3. Building a model in which I do not limit myself to autoencoders that minimize Euclidean reconstruction distance. Most real successes with autoencoders in contemporary machine-learning involve sequentially structured input objects such as graphs or waveforms. That is, each input is e.g. a graph. To make autoencoding work on inputs like this, instead of minimizing Euclidean reconstruction distance we minimize the negative log likelihood a conditional RNN decoder trained with the encoder assigns the input given the input’s encoding. (A good way to think about the codes you get when training an encoder together with a conditional stochastic RNN decoder is as describing the ‘internal grammar’ of an object, whereupon the decoder generates a random object in accordance with the grammar given by the code.) What sucks about this, from my point of view, is that we can no longer talk about an input space submanifold that expresses the encoding function geometrically, because even the input-space point assigned the highest probability conditional on a given code doesn’t effectively represents the entire complicated probability distribution associated with said code. But there is also something very cool about thinking about the code space as a space of ‘internal grammars’ of objects, so that the vibe that the code space maps is the vibe of a family of internal grammars of objects rather than the vibe of a family of objects.

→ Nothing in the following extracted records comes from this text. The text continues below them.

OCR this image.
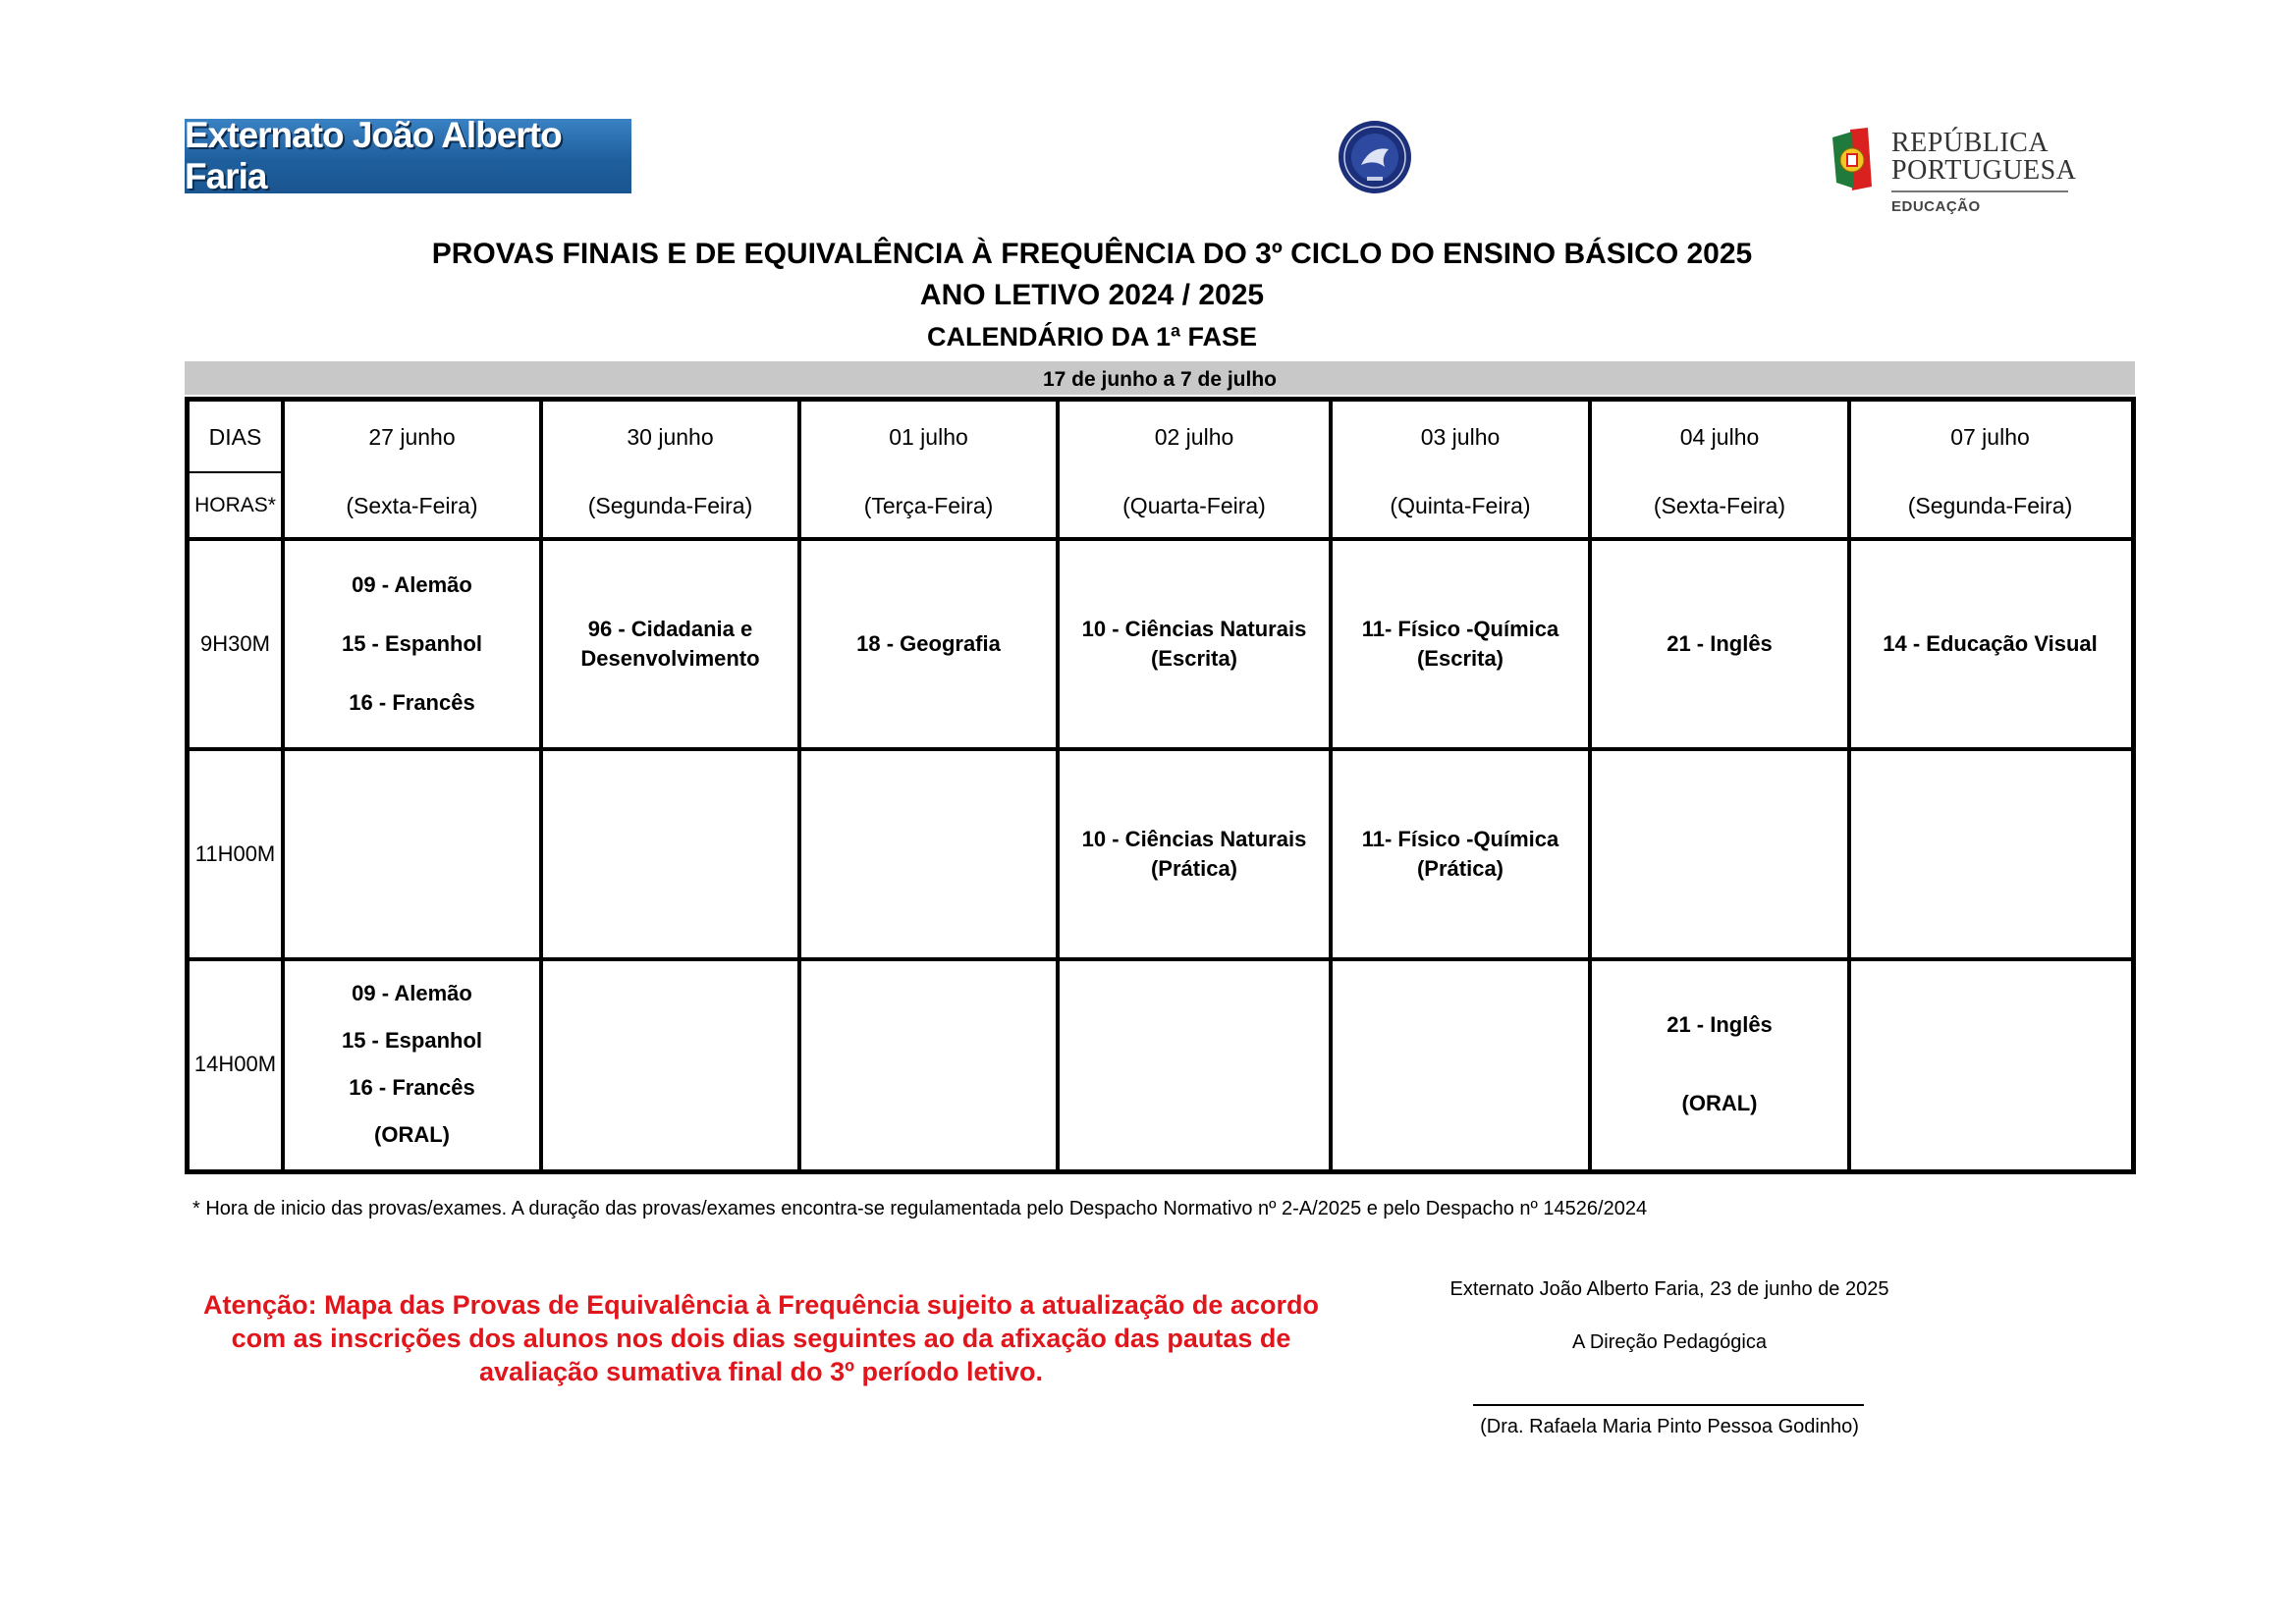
Externato João Alberto Faria
REPÚBLICA
PORTUGUESA
EDUCAÇÃO
PROVAS FINAIS E DE EQUIVALÊNCIA À FREQUÊNCIA DO 3º CICLO DO ENSINO BÁSICO 2025
ANO LETIVO 2024 / 2025
CALENDÁRIO DA 1ª FASE
17 de junho a 7 de julho
DIAS
HORAS*
27 junho
(Sexta-Feira)
30 junho
(Segunda-Feira)
01 julho
(Terça-Feira)
02 julho
(Quarta-Feira)
03 julho
(Quinta-Feira)
04 julho
(Sexta-Feira)
07 julho
(Segunda-Feira)
9H30M
09 - Alemão
15 - Espanhol
16 - Francês
96 - Cidadania e
Desenvolvimento
18 - Geografia
10 - Ciências Naturais
(Escrita)
11- Físico -Química
(Escrita)
21 - Inglês	14 - Educação Visual
11H00M
10 - Ciências Naturais
(Prática)
11- Físico -Química
(Prática)
14H00M
09 - Alemão
15 - Espanhol
16 - Francês
(ORAL)
21 - Inglês
(ORAL)
* Hora de inicio das provas/exames. A duração das provas/exames encontra-se regulamentada pelo Despacho Normativo nº 2-A/2025 e pelo Despacho nº 14526/2024
Atenção: Mapa das Provas de Equivalência à Frequência sujeito a atualização de acordo
com as inscrições dos alunos nos dois dias seguintes ao da afixação das pautas de
avaliação sumativa final do 3º período letivo.
Externato João Alberto Faria, 23 de junho de 2025
A Direção Pedagógica
(Dra. Rafaela Maria Pinto Pessoa Godinho)
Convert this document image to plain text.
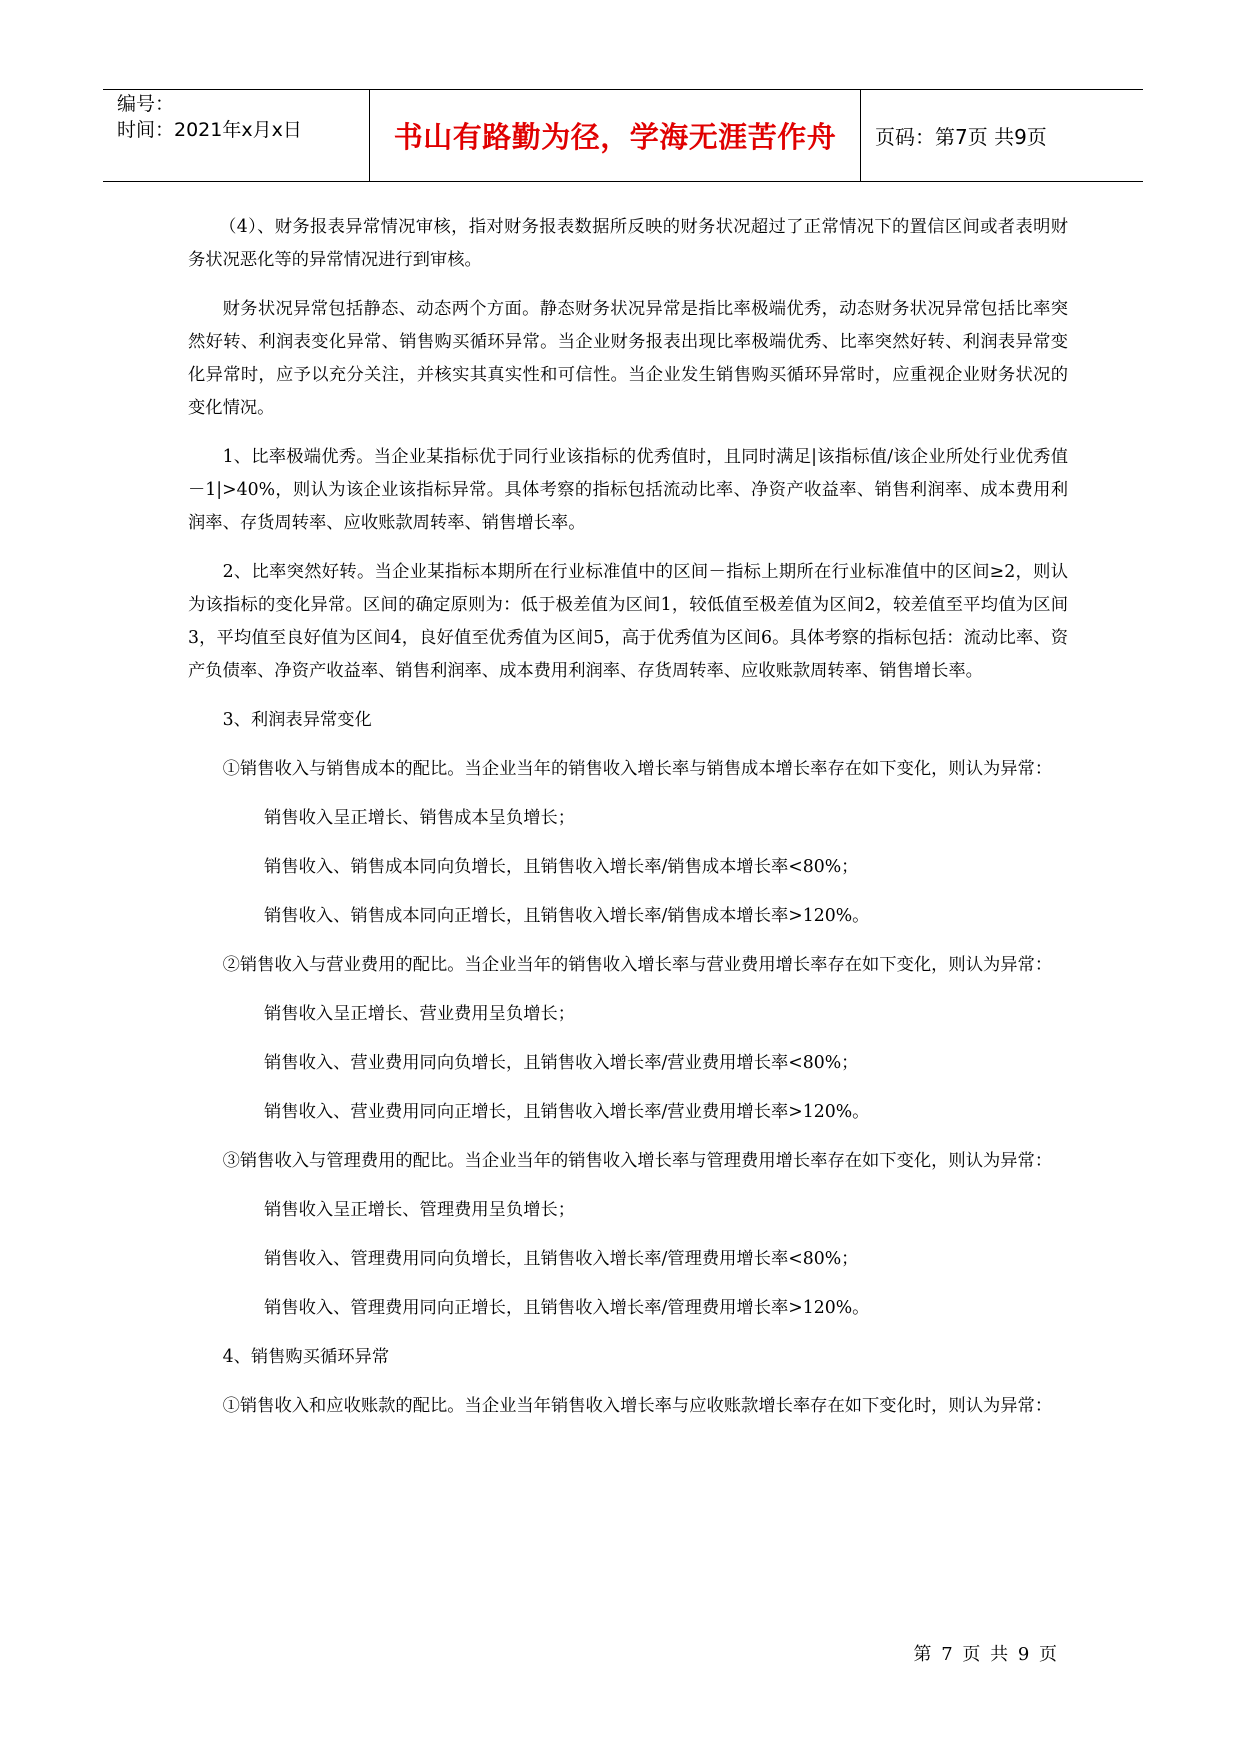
编号：
时间：2021年x月x日	书山有路勤为径，学海无涯苦作舟 页码：第7页 共9页

（4）、财务报表异常情况审核，指对财务报表数据所反映的财务状况超过了正常情况下的置信区间或者表明财务状况恶化等的异常情况进行到审核。

财务状况异常包括静态、动态两个方面。静态财务状况异常是指比率极端优秀，动态财务状况异常包括比率突然好转、利润表变化异常、销售购买循环异常。当企业财务报表出现比率极端优秀、比率突然好转、利润表异常变化异常时，应予以充分关注，并核实其真实性和可信性。当企业发生销售购买循环异常时，应重视企业财务状况的变化情况。

1、比率极端优秀。当企业某指标优于同行业该指标的优秀值时，且同时满足|该指标值/该企业所处行业优秀值－1|>40%，则认为该企业该指标异常。具体考察的指标包括流动比率、净资产收益率、销售利润率、成本费用利润率、存货周转率、应收账款周转率、销售增长率。

2、比率突然好转。当企业某指标本期所在行业标准值中的区间－指标上期所在行业标准值中的区间≥2，则认为该指标的变化异常。区间的确定原则为：低于极差值为区间1，较低值至极差值为区间2，较差值至平均值为区间3，平均值至良好值为区间4，良好值至优秀值为区间5，高于优秀值为区间6。具体考察的指标包括：流动比率、资产负债率、净资产收益率、销售利润率、成本费用利润率、存货周转率、应收账款周转率、销售增长率。

3、利润表异常变化

①销售收入与销售成本的配比。当企业当年的销售收入增长率与销售成本增长率存在如下变化，则认为异常：

销售收入呈正增长、销售成本呈负增长；

销售收入、销售成本同向负增长，且销售收入增长率/销售成本增长率<80%；

销售收入、销售成本同向正增长，且销售收入增长率/销售成本增长率>120%。

②销售收入与营业费用的配比。当企业当年的销售收入增长率与营业费用增长率存在如下变化，则认为异常：

销售收入呈正增长、营业费用呈负增长；

销售收入、营业费用同向负增长，且销售收入增长率/营业费用增长率<80%；

销售收入、营业费用同向正增长，且销售收入增长率/营业费用增长率>120%。

③销售收入与管理费用的配比。当企业当年的销售收入增长率与管理费用增长率存在如下变化，则认为异常：

销售收入呈正增长、管理费用呈负增长；

销售收入、管理费用同向负增长，且销售收入增长率/管理费用增长率<80%；

销售收入、管理费用同向正增长，且销售收入增长率/管理费用增长率>120%。

4、销售购买循环异常

①销售收入和应收账款的配比。当企业当年销售收入增长率与应收账款增长率存在如下变化时，则认为异常：

第 7 页 共 9 页
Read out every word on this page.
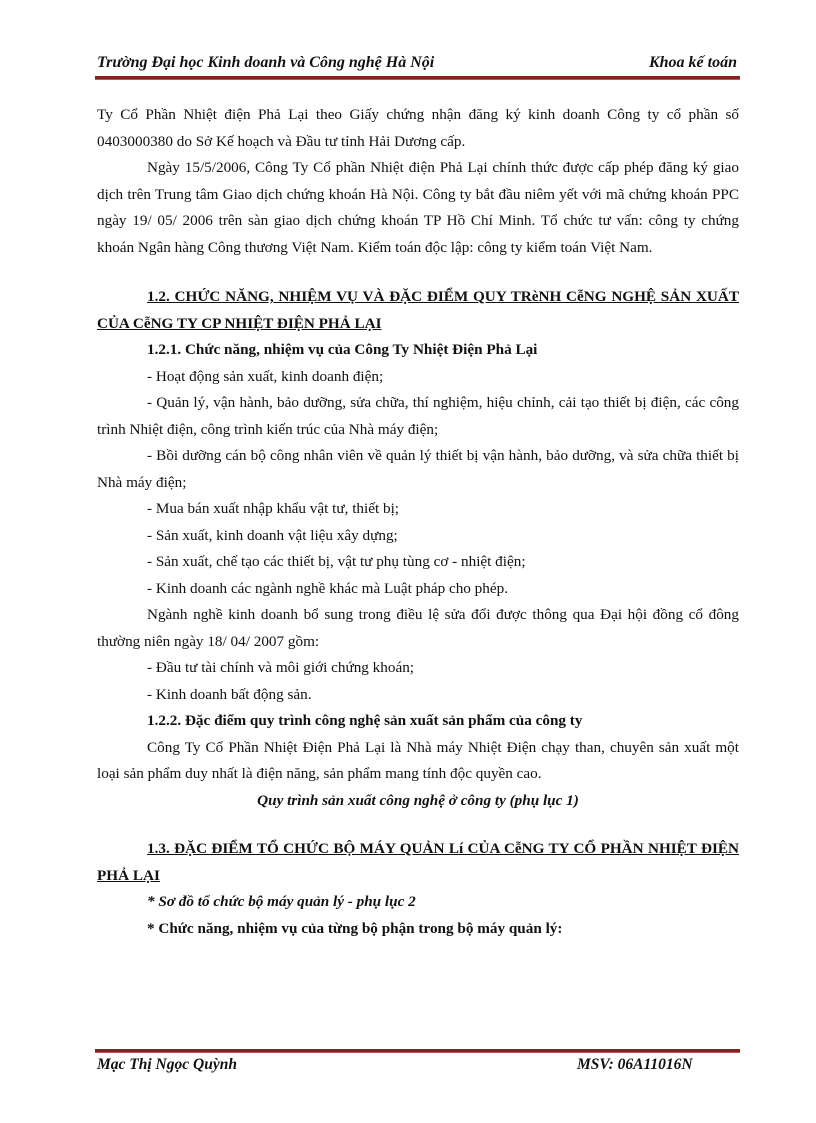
Trường Đại học Kinh doanh và Công nghệ Hà Nội	Khoa kế toán

Ty Cổ Phần Nhiệt điện Phả Lại theo Giấy chứng nhận đăng ký kinh doanh Công ty cổ phần số 0403000380 do Sở Kế hoạch và Đầu tư tỉnh Hải Dương cấp.

Ngày 15/5/2006, Công Ty Cổ phần Nhiệt điện Phả Lại chính thức được cấp phép đăng ký giao dịch trên Trung tâm Giao dịch chứng khoán Hà Nội. Công ty bắt đầu niêm yết với mã chứng khoán PPC ngày 19/ 05/ 2006 trên sàn giao dịch chứng khoán TP Hồ Chí Minh. Tổ chức tư vấn: công ty chứng khoán Ngân hàng Công thương Việt Nam. Kiểm toán độc lập: công ty kiểm toán Việt Nam.

1.2. CHỨC NĂNG, NHIỆM VỤ VÀ ĐẶC ĐIỂM QUY TRèNH CễNG NGHỆ SẢN XUẤT CỦA CễNG TY CP NHIỆT ĐIỆN PHẢ LẠI
1.2.1. Chức năng, nhiệm vụ của Công Ty Nhiệt Điện Phả Lại

- Hoạt động sản xuất, kinh doanh điện;

- Quản lý, vận hành, bảo dưỡng, sửa chữa, thí nghiệm, hiệu chỉnh, cải tạo thiết bị điện, các công trình Nhiệt điện, công trình kiến trúc của Nhà máy điện;

- Bồi dưỡng cán bộ công nhân viên về quản lý thiết bị vận hành, bảo dưỡng, và sửa chữa thiết bị Nhà máy điện;

- Mua bán xuất nhập khẩu vật tư, thiết bị;

- Sản xuất, kinh doanh vật liệu xây dựng;

- Sản xuất, chế tạo các thiết bị, vật tư phụ tùng cơ - nhiệt điện;

- Kinh doanh các ngành nghề khác mà Luật pháp cho phép.

Ngành nghề kinh doanh bổ sung trong điều lệ sửa đổi được thông qua Đại hội đồng cổ đông thường niên ngày 18/ 04/ 2007 gồm:

- Đầu tư tài chính và môi giới chứng khoán;

- Kinh doanh bất động sản.

1.2.2. Đặc điểm quy trình công nghệ sản xuất sản phẩm của công ty

Công Ty Cổ Phần Nhiệt Điện Phả Lại là Nhà máy Nhiệt Điện chạy than, chuyên sản xuất một loại sản phẩm duy nhất là điện năng, sản phẩm mang tính độc quyền cao.

Quy trình sản xuất công nghệ ở công ty (phụ lục 1)

1.3. ĐẶC ĐIỂM TỔ CHỨC BỘ MÁY QUẢN Lí CỦA CễNG TY CỔ PHẦN NHIỆT ĐIỆN PHẢ LẠI

* Sơ đồ tổ chức bộ máy quản lý - phụ lục 2

* Chức năng, nhiệm vụ của từng bộ phận trong bộ máy quản lý:

Mạc Thị Ngọc Quỳnh	MSV: 06A11016N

4. Building a model where I refine the idea that autoencoding occurs within or in relation to a human or cultural representation space (shared by artist and reader) that already involves sophisticated abstraction. There are interesting conceptual and technical differences between two ways of thinking about this: One way would be to build a model in which there is an autoencoder that takes abstract representations of inputs and compresses them to even more abstract representations. (Recent research shows that in supervised neural nets the upper feature layer activations caused by inputs from the training distribution are restricted to a lower dimensional submanifold of the upper feature layer, so if the input comes from something like a supervised net’s upper feature layer it should be highly amenable to autoencoder compression.) A second way would be to build a model where there is an autoencoder that receives concrete — that is, low-level — input representations, but measures the reconstruction distance by sending both the input and the reconstruction to some abstract representation space and only then taking the distance between them. (This is called a feature-matching autoencoder or ‘perceptual distance’ autoencoder.) Very speculatively, I’m drawn to the idea that variants of both of these models are at play in aesthetics, and that the difference between them is related to the difference between understanding an artistic style and mastering an artistic style.

None of these research directions are particularly formally, experimentally, or philosophically easy to work through, so figuring out the right resource allocation is a serious question.